The study aims at assessing the state of health of the lighting industry and providing basic judgements on each company performance in terms of growth, profitability and financial situation. It ends up with the rank of the top 100 performing companies in the industry. The companies are classified on the basis of a summary indicator that considers profitability, performance and financial indicators. At the highest positions, we find leaders in different market segments: Hubbell (lighting fixtures), Hella (automotive), SG Lighting (lighting fixtures), G-Smatt (components) and Acuity Brands (lighting fixtures).
Among the best 20 performing companies, there are 9 European companies, 9 Asian firms and 2 American groups. 13 are active in the lighting fixtures segments, 6 in the component segment and 1 in the automotive segment. The analysis of the entire sample data highlights some clear trends.
Revenues are increasing and margins are improving
The data showed overall growth in revenues for the majority of firms in the sample (even stronger if expressed in Euro). This confirmed the general performance of the sector, which, during the considered period, managed to partly recover from the crisis of 2008/2009. However, until 2012, revenues recovered at the expense of lower sales margins (almost 3% lower than the 2011 in term of EBIT margin). This was a sure sign of deflationary pressure on prices and of the higher commercial and advertising costs necessary to capture or defend market shares. In 2013, and even more in 2014 and 2015, a recovery in unit margins was apparent. Overall, in a five-year span, margins grew on average by 2% a year.
Restructuring affects employment and productivity rises
The recovery in margins occurred at the same time as, and partly thanks to, a process of restructuring in term of workforce. Countries with a high cost of labour relocated their production in Asia and Latin America. Thus, a contraction of the employment was registered in Europe (19,000 jobs lost in four years), the American region (that includes both North and Latin America) remained unchanged, while Asia saw an increase of 17,000 workers.
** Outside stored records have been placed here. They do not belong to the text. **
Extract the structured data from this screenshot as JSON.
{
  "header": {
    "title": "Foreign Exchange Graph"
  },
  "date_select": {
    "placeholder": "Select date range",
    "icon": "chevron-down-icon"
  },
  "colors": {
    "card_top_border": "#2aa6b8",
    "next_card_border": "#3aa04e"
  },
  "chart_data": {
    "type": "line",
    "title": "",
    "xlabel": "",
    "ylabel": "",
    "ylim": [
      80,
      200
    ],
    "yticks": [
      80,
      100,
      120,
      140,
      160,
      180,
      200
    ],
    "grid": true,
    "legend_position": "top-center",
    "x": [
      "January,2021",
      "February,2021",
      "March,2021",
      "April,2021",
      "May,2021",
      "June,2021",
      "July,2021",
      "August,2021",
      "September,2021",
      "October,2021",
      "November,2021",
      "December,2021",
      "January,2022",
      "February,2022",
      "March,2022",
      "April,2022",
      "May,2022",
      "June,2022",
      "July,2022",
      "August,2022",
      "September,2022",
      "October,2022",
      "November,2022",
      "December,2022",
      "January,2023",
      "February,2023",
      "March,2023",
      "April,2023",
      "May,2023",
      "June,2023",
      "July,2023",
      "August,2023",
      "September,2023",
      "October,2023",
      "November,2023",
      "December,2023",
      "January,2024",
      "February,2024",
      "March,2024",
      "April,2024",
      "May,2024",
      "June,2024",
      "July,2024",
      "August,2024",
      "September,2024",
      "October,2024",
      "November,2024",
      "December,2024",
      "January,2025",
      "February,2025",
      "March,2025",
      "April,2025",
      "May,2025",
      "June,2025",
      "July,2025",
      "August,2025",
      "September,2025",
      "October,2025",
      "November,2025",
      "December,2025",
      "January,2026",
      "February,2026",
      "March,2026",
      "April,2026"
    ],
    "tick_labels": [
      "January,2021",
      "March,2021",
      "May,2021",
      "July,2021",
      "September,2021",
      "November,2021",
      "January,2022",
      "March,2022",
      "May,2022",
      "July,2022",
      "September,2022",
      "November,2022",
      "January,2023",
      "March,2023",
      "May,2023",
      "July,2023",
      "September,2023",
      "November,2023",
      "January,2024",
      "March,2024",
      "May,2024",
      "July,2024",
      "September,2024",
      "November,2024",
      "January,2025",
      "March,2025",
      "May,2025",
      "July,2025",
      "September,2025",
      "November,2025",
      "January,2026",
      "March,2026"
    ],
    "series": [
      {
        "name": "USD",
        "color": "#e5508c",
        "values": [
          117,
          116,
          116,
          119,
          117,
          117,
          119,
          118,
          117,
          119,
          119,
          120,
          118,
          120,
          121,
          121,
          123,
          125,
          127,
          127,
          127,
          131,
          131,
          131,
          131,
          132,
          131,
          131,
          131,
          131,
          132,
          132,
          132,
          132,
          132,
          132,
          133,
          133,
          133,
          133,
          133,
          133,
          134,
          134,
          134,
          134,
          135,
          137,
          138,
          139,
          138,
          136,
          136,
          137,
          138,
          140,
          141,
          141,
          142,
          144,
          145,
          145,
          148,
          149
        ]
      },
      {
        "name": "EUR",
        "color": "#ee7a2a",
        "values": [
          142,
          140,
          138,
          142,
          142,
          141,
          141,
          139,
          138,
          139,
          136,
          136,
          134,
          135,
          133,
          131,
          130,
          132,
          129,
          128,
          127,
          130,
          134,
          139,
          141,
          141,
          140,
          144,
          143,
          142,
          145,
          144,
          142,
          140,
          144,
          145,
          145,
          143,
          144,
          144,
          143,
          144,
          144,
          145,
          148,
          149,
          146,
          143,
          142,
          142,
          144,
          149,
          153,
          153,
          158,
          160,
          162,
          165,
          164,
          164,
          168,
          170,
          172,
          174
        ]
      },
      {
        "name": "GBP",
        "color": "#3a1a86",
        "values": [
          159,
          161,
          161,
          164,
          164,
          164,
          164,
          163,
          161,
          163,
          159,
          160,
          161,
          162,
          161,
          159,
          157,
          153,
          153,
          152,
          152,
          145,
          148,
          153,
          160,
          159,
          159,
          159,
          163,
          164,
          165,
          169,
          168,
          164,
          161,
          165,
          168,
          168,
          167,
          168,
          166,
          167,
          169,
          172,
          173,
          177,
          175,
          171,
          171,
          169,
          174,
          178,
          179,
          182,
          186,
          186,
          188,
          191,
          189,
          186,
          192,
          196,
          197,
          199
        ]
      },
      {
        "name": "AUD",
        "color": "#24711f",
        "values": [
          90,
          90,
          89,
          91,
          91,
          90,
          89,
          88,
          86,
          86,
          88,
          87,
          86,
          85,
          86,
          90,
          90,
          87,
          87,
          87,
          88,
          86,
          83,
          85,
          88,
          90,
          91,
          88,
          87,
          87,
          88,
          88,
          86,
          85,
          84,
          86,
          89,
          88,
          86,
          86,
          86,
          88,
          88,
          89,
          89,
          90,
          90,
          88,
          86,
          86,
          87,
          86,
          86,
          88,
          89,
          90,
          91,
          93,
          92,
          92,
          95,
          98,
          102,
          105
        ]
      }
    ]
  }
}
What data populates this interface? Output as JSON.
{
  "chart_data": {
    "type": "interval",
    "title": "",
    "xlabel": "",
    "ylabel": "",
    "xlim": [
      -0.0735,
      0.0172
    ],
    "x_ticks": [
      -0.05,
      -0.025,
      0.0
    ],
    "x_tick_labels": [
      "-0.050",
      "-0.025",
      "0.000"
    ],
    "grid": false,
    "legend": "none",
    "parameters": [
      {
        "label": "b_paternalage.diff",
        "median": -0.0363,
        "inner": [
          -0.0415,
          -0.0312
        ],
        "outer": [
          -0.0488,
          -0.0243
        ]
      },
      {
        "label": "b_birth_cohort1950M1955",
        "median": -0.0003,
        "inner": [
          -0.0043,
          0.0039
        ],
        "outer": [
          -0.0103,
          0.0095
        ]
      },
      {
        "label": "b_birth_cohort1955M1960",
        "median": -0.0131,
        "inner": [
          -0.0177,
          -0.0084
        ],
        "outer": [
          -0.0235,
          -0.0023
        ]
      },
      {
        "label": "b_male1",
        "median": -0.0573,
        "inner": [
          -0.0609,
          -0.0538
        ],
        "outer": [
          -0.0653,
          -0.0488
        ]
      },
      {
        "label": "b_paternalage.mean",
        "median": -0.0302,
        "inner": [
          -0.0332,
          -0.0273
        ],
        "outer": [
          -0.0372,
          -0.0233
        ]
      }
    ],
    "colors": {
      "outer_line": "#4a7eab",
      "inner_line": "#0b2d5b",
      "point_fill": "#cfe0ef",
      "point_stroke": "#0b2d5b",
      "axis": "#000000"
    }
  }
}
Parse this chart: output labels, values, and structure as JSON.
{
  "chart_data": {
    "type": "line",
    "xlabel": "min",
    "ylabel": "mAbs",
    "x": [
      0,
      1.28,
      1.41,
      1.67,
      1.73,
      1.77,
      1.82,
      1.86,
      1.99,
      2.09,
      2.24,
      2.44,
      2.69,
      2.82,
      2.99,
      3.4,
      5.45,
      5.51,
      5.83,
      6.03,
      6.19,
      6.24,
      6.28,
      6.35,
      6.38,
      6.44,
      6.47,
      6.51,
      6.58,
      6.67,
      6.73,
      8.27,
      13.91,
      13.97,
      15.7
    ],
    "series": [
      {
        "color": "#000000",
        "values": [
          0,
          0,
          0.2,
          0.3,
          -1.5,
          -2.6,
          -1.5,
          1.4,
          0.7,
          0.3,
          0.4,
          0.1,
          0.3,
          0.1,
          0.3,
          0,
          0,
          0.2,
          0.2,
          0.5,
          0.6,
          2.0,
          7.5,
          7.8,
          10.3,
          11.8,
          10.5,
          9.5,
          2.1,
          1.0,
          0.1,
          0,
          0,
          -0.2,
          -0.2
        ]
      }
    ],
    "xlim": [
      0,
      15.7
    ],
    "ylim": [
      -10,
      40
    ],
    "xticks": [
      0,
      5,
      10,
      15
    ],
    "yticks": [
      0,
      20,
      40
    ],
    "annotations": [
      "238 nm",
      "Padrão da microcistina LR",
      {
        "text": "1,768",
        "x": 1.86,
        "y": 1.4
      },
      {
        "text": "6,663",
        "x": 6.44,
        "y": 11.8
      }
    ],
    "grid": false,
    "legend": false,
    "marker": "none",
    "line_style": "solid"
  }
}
On the other hand, the increase in added value per employee highlighted phenomena of productive rationalisation in response to a decrease in the labour cost per unit of product.
Profitability is interesting but not improving
The profitability indicators show a sector with an interesting return on its own share capital (ROE was over 10% on average over this period) fostered by profitability of capital invested (ROI averaged 7%) that was capable of positively exploiting the leverage effect of a financial structure (company resources amounted to 52% of the capital invested), and was not excessively penalised by the cost of funding (given the low cost of capital in that historical context), or by the extraordinary economic components that together did not absorb more than 60% of the operating profit.
However, all the productivity indicators remained mainly flat over the considered period.
Size and geography matter
All the indicators confirmed, that small firms (with a turnover lower than USD 10 million) recorded the worst absolute and relative performances, meaning slower growth, lower profitability and lower productivity.
The lighting industry is facing strong territorial differences. The increase in revenues was driven by the countries in the America region, where firms were larger from the point of view of the size of the workforce and revenues.
Despite a lower turnover per employee, the firms from America recorded the best sales margins. Asian companies decreased their competitiveness in terms of labour costs (measured as added value per labour cost), as the cost of labour increased more than the added value. Europe was the area with the highest average turnover per employee and the highest added value per employee (well above the average for the total sample). In addition, over the considered period, added value (+2.9%) has increased faster than the cost of labour (-1.6%). As a result, productivity improved.